As well as disseminating these summaries on paper and via electronic NHS networks, there is a need to promote face-to-face debate preparatory to action, linking evidence with NHS innovation. This would help the NHS across the Midlands and East to decide for itself which technologies to mainstream and which to side-line, and on the steps needed to achieve this.

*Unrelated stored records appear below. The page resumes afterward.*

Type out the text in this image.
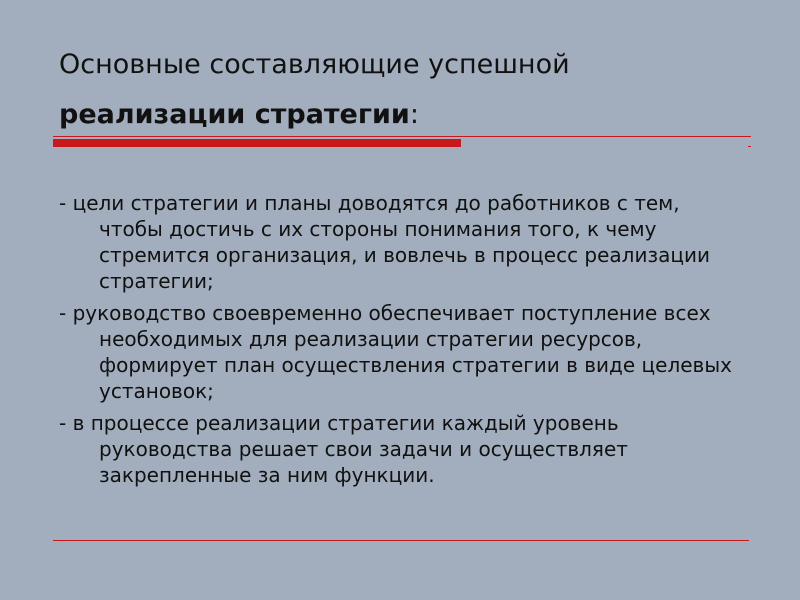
Основные составляющие успешной
реализации стратегии:

- цели стратегии и планы доводятся до работников с тем, чтобы достичь с их стороны понимания того, к чему стремится организация, и вовлечь в процесс реализации стратегии;

- руководство своевременно обеспечивает поступление всех необходимых для реализации стратегии ресурсов, формирует план осуществления стратегии в виде целевых установок;

- в процессе реализации стратегии каждый уровень руководства решает свои задачи и осуществляет закрепленные за ним функции.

We are organising 6 bimonthly half day workshops over the next year on digital healthcare topics chosen by NHS M&E. Each workshop will be user owned and action oriented. During the EFI workshop, there will be:
· An overview of the evidence on a topic chosen by NHS participants
· Small group discussion of the implications of the evidence for CCGs, Trusts, clinicians, policy makers, other stakeholders
· Plenary discussion of key barriers to adoption / disinvestment; next steps; problem owners; timescale
· Discuss and agree the digital healthcare topics, NHS commentators on the evidence summary and participants for the next EFI workshop
Benefits for the NHS:
We believe the EFI workshops would lead to the following benefits for the NHS:
1. Faster adoption and spread of safe, effective digital healthcare techniques to innovate across NHS M&E
2. Early identification of potential risks and side effects leading to easier dis-investment decisions about technologies and techniques shown to harm, or which are being used inappropriately in NHS settings.
3. Greater clarity about the role of evidence to support commissioning, clinical and other decisions around digital healthcare
4. The workshop programme could also act as a prototype for EFI workshops for other kinds of intervention, to support innovation across all areas of NHS M&E activity, and act as a core activity of a future Academic Health Sciences Network.

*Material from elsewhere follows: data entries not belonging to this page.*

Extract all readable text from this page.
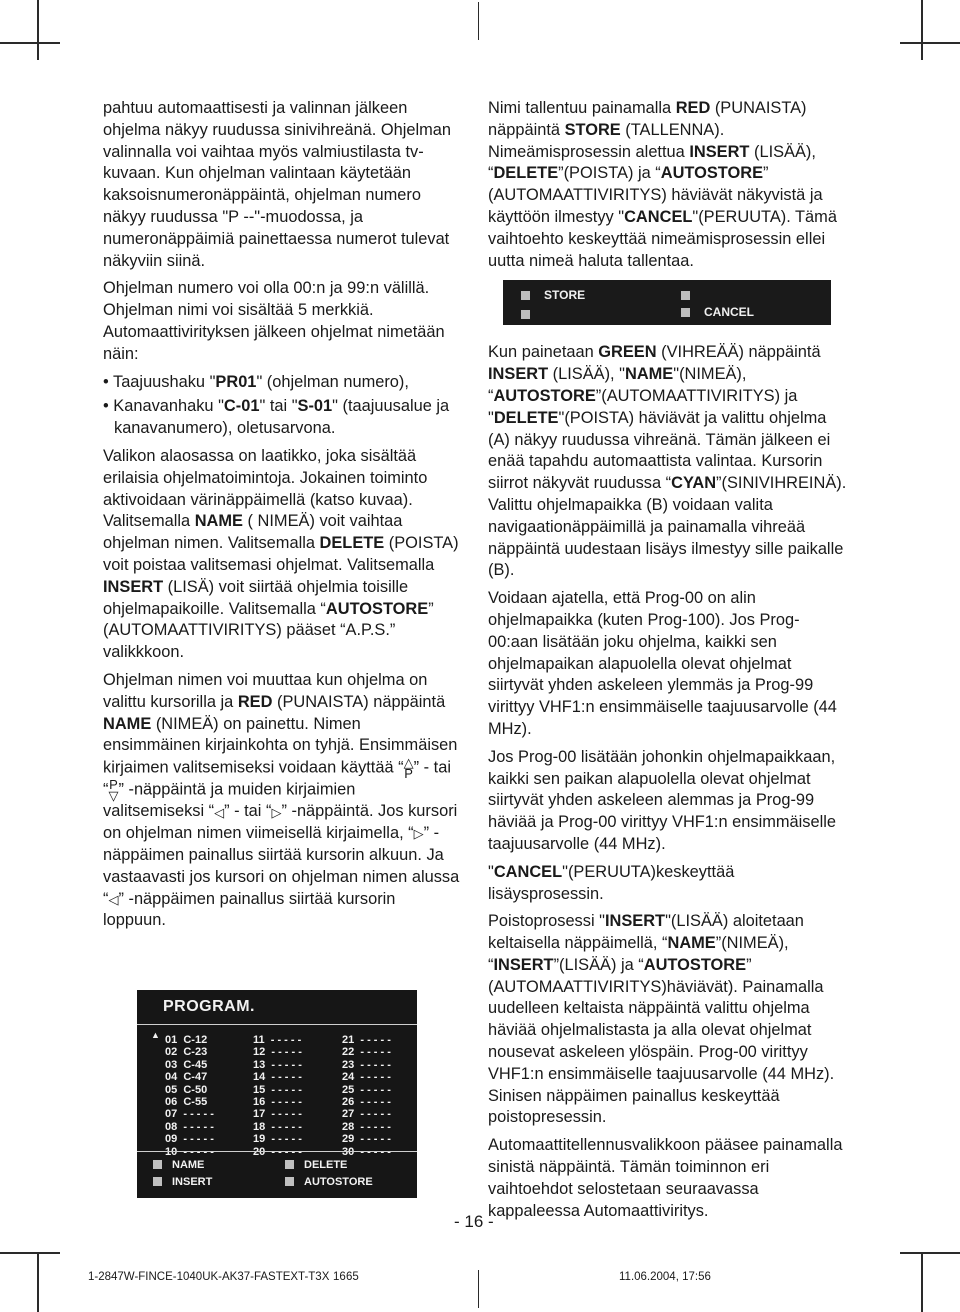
pahtuu automaattisesti ja valinnan jälkeen ohjelma näkyy ruudussa sinivihreänä. Ohjelman valinnalla voi vaihtaa myös valmiustilasta tv-kuvaan. Kun ohjelman valintaan käytetään kaksoisnumeronäppäintä, ohjelman numero näkyy ruudussa "P --"-muodossa, ja numeronäppäimiä painettaessa numerot tulevat näkyviin siinä.

Ohjelman numero voi olla 00:n ja 99:n välillä.

Ohjelman nimi voi sisältää 5 merkkiä. Automaattivirityksen jälkeen ohjelmat nimetään näin:

• Taajuushaku "PR01" (ohjelman numero),
• Kanavanhaku "C-01" tai "S-01" (taajuusalue ja kanavanumero), oletusarvona.

Valikon alaosassa on laatikko, joka sisältää erilaisia ohjelmatoimintoja. Jokainen toiminto aktivoidaan värinäppäimellä (katso kuvaa). Valitsemalla NAME ( NIMEÄ) voit vaihtaa ohjelman nimen. Valitsemalla DELETE (POISTA) voit poistaa valitsemasi ohjelmat. Valitsemalla INSERT (LISÄ) voit siirtää ohjelmia toisille ohjelmapaikoille. Valitsemalla “AUTOSTORE” (AUTOMAATTIVIRITYS) pääset “A.P.S.” valikkkoon.

Ohjelman nimen voi muuttaa kun ohjelma on valittu kursorilla ja RED (PUNAISTA) näppäintä NAME (NIMEÄ) on painettu. Nimen ensimmäinen kirjainkohta on tyhjä. Ensimmäisen kirjaimen valitsemiseksi voidaan käyttää “△
P” - tai “P
▽” -näppäintä ja muiden kirjaimien valitsemiseksi “◁” - tai “▷” -näppäintä. Jos kursori on ohjelman nimen viimeisellä kirjaimella, “▷” -näppäimen painallus siirtää kursorin alkuun. Ja vastaavasti jos kursori on ohjelman nimen alussa “◁” -näppäimen painallus siirtää kursorin loppuun.

PROGRAM.
▲ 01  C-12
02  C-23
03  C-45
04  C-47
05  C-50
06  C-55
07  - - - - -
08  - - - - -
09  - - - - -
10  - - - - -
11  - - - - -
12  - - - - -
13  - - - - -
14  - - - - -
15  - - - - -
16  - - - - -
17  - - - - -
18  - - - - -
19  - - - - -
20  - - - - -
21  - - - - -
22  - - - - -
23  - - - - -
24  - - - - -
25  - - - - -
26  - - - - -
27  - - - - -
28  - - - - -
29  - - - - -
30  - - - - -
NAME
INSERT
DELETE
AUTOSTORE

Nimi tallentuu painamalla RED (PUNAISTA) näppäintä STORE (TALLENNA). Nimeämisprosessin alettua INSERT (LISÄÄ), “DELETE”(POISTA) ja “AUTOSTORE” (AUTOMAATTIVIRITYS) häviävät näkyvistä ja käyttöön ilmestyy "CANCEL"(PERUUTA). Tämä vaihtoehto keskeyttää nimeämisprosessin ellei uutta nimeä haluta tallentaa.

Kun painetaan GREEN (VIHREÄÄ) näppäintä INSERT (LISÄÄ), "NAME"(NIMEÄ), “AUTOSTORE”(AUTOMAATTIVIRITYS) ja "DELETE"(POISTA) häviävät ja valittu ohjelma (A) näkyy ruudussa vihreänä. Tämän jälkeen ei enää tapahdu automaattista valintaa. Kursorin siirrot näkyvät ruudussa “CYAN”(SINIVIHREINÄ). Valittu ohjelmapaikka (B) voidaan valita navigaationäppäimillä ja painamalla vihreää näppäintä uudestaan lisäys ilmestyy sille paikalle (B).

Voidaan ajatella, että Prog-00 on alin ohjelmapaikka (kuten Prog-100). Jos Prog-00:aan lisätään joku ohjelma, kaikki sen ohjelmapaikan alapuolella olevat ohjelmat siirtyvät yhden askeleen ylemmäs ja Prog-99 virittyy VHF1:n ensimmäiselle taajuusarvolle (44 MHz).

Jos Prog-00 lisätään johonkin ohjelmapaikkaan, kaikki sen paikan alapuolella olevat ohjelmat siirtyvät yhden askeleen alemmas ja Prog-99 häviää ja Prog-00 virittyy VHF1:n ensimmäiselle taajuusarvolle (44 MHz).

"CANCEL"(PERUUTA)keskeyttää lisäysprosessin.

Poistoprosessi "INSERT"(LISÄÄ) aloitetaan keltaisella näppäimellä, “NAME”(NIMEÄ), “INSERT”(LISÄÄ) ja “AUTOSTORE” (AUTOMAATTIVIRITYS)häviävät). Painamalla uudelleen keltaista näppäintä valittu ohjelma häviää ohjelmalistasta ja alla olevat ohjelmat nousevat askeleen ylöspäin. Prog-00 virittyy VHF1:n ensimmäiselle taajuusarvolle (44 MHz). Sinisen näppäimen painallus keskeyttää poistopresessin.

Automaattitellennusvalikkoon pääsee painamalla sinistä näppäintä. Tämän toiminnon eri vaihtoehdot selostetaan seuraavassa kappaleessa Automaattiviritys.

STORE
CANCEL
- 16 -
1-2847W-FINCE-1040UK-AK37-FASTEXT-T3X 16 65	11.06.2004, 17:56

The main findings from the workshop were:
Current use of mobile technology in healthcare in the NHS is common, with most use in sending SMS appointment reminders. Positive cost savings and patient satisfaction have been reported. Future use of mobile technologies in NHS should 1) Focus on local NHS ambition 2) Prioritise projects according to evidence level 3) Use different mobile technologies - Mobile phone Apps have great potential, but other features such as camera, web access, SMS and e-mail can also be beneficial
Clinical, technical and governance issues in the use of mobile phone technologies exist but there are ways forward to tackle these in the future by 1) Looking at the risks v the benefits – stress the benefits 2) Involving patients 3) Understanding the guidance. All the participants found the workshop useful and very informative and would consider using mobile technologies in daily practice.